This is came from the study of Hartshorne Exercise I.5.13., which asks to show the set of nonnormal points of a variety is a proper closed subset. Below is my trial for answering the question.
If a variety $X$ is affine, then let $A := A(X)$. Using the notation of theorem 3.9, let $A'$ be the integral closure of $A$. Then, by Theorem 3.9, by setting $L=K$, we may assume $A' = A[f_{1},\cdots, f_{l}]$ where $f_{i} = a_{i}/b_{i}$ for some $a_{i},b_{i} \in A$. Thus, $A_{b_{1}, \cdots ,b_{m}} \supseteq A'$ and $A_{b_{1},\cdots, b_{m}} \cong A'_{b_{1},\cdots, b_{m}}$. Since the union of zero locus of $b_{1},\cdots, b_{m}$ is proper (since $A$ is integral domain), for any points $P$ which is outside of the zero locus, its related maximal ideal $\mathfrak{m}_{P}$ do not contain $b_{1},\cdots, b_{m}$, thus the local ring $A_{\mathfrak{m}_{P}} \cong A'_{\mathfrak{m}_{P}}$.
Thus we knows that $A_{\mathfrak{m}_{P}}$ is integrally closed local domain.

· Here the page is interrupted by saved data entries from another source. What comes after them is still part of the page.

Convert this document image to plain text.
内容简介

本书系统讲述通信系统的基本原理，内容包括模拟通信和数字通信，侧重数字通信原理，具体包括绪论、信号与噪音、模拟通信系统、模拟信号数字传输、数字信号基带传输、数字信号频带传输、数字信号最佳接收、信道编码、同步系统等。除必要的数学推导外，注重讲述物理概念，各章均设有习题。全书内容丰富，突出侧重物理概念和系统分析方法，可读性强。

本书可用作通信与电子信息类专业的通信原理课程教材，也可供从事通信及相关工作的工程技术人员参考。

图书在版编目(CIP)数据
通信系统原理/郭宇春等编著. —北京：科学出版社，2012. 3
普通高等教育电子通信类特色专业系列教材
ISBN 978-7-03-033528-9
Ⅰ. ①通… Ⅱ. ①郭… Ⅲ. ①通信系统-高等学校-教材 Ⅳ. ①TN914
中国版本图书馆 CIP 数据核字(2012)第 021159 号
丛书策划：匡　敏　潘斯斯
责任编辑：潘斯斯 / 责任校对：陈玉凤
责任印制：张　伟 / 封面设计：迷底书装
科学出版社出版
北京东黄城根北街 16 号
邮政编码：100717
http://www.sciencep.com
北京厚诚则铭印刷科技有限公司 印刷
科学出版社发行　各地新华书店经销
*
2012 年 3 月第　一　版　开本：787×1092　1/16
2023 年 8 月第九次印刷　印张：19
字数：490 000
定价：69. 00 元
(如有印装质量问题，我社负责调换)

My question is, does it implies regular? All I found is that regular local ring is integrally closed, however, I do not know whether its converse is true or not.
EDIT: I want to know the answer of questions; if it is true, then it directly gives an answer of the Exercise. (If the answer of the question is true, then $A_{\mathfrak{m}_{P}}$ is regular for all $P$ which is not in the union of zero locus of $b_{1},\cdots, b_{m}$, thus the set of singular points are proper closed set, done.)
Best Answer
No, this is not true. One may consider Hartshorne exercise I.3.17(b): solving this gives that $V(z^2=xy)\subset \Bbb A^3$ is normal, so all of its local rings are integrally closed, but by the Jacobian criteria, this variety is singular at the origin.
Your proof of exercise I.5.13 looks correct to me, assuming you've proven the fact about the union of the zero loci of the $b_i$ carefully elsewhere.